SolarCity $166 million in the red after losing $55 million in 2013


LET THE SUN SHINE IN: SolarCity posted $55 million in losses in 2013 and is running a deficit of more than $166 million.

By Eric Boehm and Tori Richards |

SolarCity, a California-based solar energy firm backed by hundreds of millions in federal grants and loans, posted $55 million in losses during 2013 and is running a deficit of more than $166 million, according to an annual financial report released this week.

Still, company officials say the future is looking sunny.

“All our states are doing extremely well and we continue to invest in every state,” said CEO Lyndon Rive in a conference call after the report was released.

TheStreet, a news service devoted to Wall Street, has rated SolarCity’s stock a D+ and urged investors to sell.

“A number of negative factors … could make it more difficult for investors to achieve positive results compared to most of the stocks we cover,” TheStreet wrote. “Among the areas we feel are negative, one of the most important has been very high debt management risk by most measures.”

The annual filing to the Securities and Exchanges Commission, published this week after several delays and an admitted “accounting error” shows plenty of storm clouds on the horizon for the solar energy firm. Chief among the concerns are declining assistance from federal programs designed to prop up alternative energies and cuts in spending like the sequestration in March 2013.

The accounting error stems from a miscalculation of overhead expenses that didn’t have an effect on cash flow, SolarCity reported in a news release earlier in the month.

SolarCity gets two major forms of assistance from the federal government — direct grants that were available through the U.S. Treasury’s Section 1603 program, a part of the federal stimulus from 2009, and investment tax credits that are worth 30 percent of the value of newly installed solar energy systems.
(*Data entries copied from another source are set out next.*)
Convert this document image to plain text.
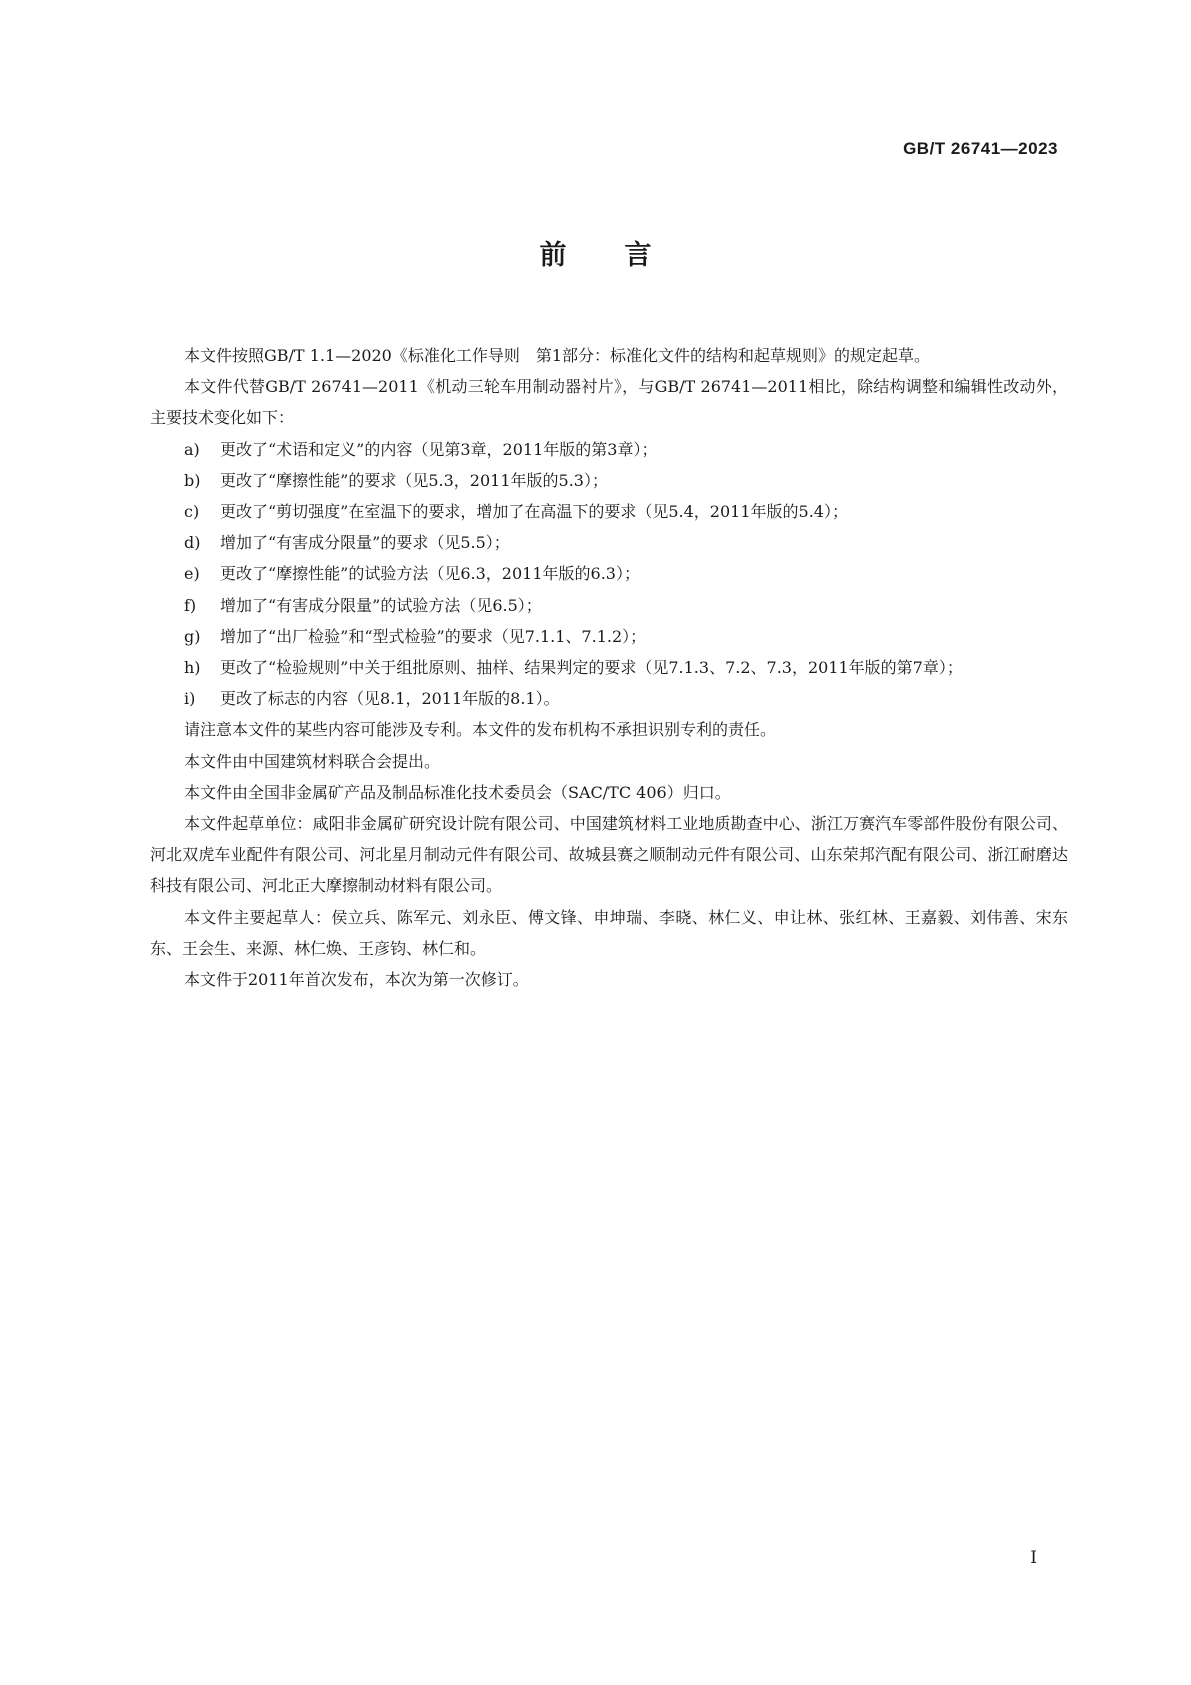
GB/T 26741—2023
前 言

本文件按照GB/T 1.1—2020《标准化工作导则　第1部分：标准化文件的结构和起草规则》的规定起草。

本文件代替GB/T 26741—2011《机动三轮车用制动器衬片》，与GB/T 26741—2011相比，除结构调整和编辑性改动外，主要技术变化如下：

a) 更改了“术语和定义”的内容（见第3章，2011年版的第3章）；
b) 更改了“摩擦性能”的要求（见5.3，2011年版的5.3）；
c) 更改了“剪切强度”在室温下的要求，增加了在高温下的要求（见5.4，2011年版的5.4）；
d) 增加了“有害成分限量”的要求（见5.5）；
e) 更改了“摩擦性能”的试验方法（见6.3，2011年版的6.3）；
f) 增加了“有害成分限量”的试验方法（见6.5）；
g) 增加了“出厂检验”和“型式检验”的要求（见7.1.1、7.1.2）；
h) 更改了“检验规则”中关于组批原则、抽样、结果判定的要求（见7.1.3、7.2、7.3，2011年版的第7章）；
i) 更改了标志的内容（见8.1，2011年版的8.1）。

请注意本文件的某些内容可能涉及专利。本文件的发布机构不承担识别专利的责任。

本文件由中国建筑材料联合会提出。

本文件由全国非金属矿产品及制品标准化技术委员会（SAC/TC 406）归口。

本文件起草单位：咸阳非金属矿研究设计院有限公司、中国建筑材料工业地质勘查中心、浙江万赛汽车零部件股份有限公司、河北双虎车业配件有限公司、河北星月制动元件有限公司、故城县赛之顺制动元件有限公司、山东荣邦汽配有限公司、浙江耐磨达科技有限公司、河北正大摩擦制动材料有限公司。

本文件主要起草人：侯立兵、陈军元、刘永臣、傅文锋、申坤瑞、李晓、林仁义、申让林、张红林、王嘉毅、刘伟善、宋东东、王会生、来源、林仁焕、王彦钧、林仁和。

本文件于2011年首次发布，本次为第一次修订。

I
So far, the company has received more than $244 million.

But both of those programs are being phased down.

The 1603 grant program is no longer available, and grants awarded last year were reduced by 8.7 percent as a result of the across-the-board cuts enacted in March 2013 as part of the federal sequestration.

Those reductions in grants cost SolarCity $2.4 million last year, according to the annual report.


Going forward, the company plans to put more emphasis on the tax credits, but they will be cut to only 10 percent of the value of systems, beginning in 2017.

Those reductions could increase the cost of energy for SolarCity’s customers.

“Reductions in, or eliminations or expirations of, governmental incentives could adversely impact our results of operations and ability to compete in our industry by increasing our cost of capital, causing us to increase the prices of our energy and solar energy systems,” the annual report admits.

Those cost increases would make it difficult for the company to attract new investors and customers, the report warns. But there are still some bright spots.

For one, SolarCity’s stock has been on a roll recently, topping $85 per share last month. The stock fell to around $72 per share on Wednesday, one day after the annual report was released.

Revenue improved to $163.8 million during 2013, up from $126.9 million during 2012, as SolarCity installed 78 percent more systems during the past year.

And after losing more than $99 million in 2012, the losses in 2013 may not seem as bad. But SolarCity is yet to turn an annual profit, and the losses are piling up.

The company was running a deficit of $111 million at the end of 2012, but that ballooned to $166.7 million by the end of 2013. The annual report warns that the company will continue to experience net losses as it increases spending in coming years.

To achieve profitability, SolarCity says it will have to grow its customer base, find more independent investors (it already has big names like Google and Credit Suisse on board) and reduce the costs of capital and operating costs.

Even if all that goes perfectly, the report contains an ominous warning.

“If we do achieve profitability, we may be unable to sustain or increase our profitability in the future,” it says.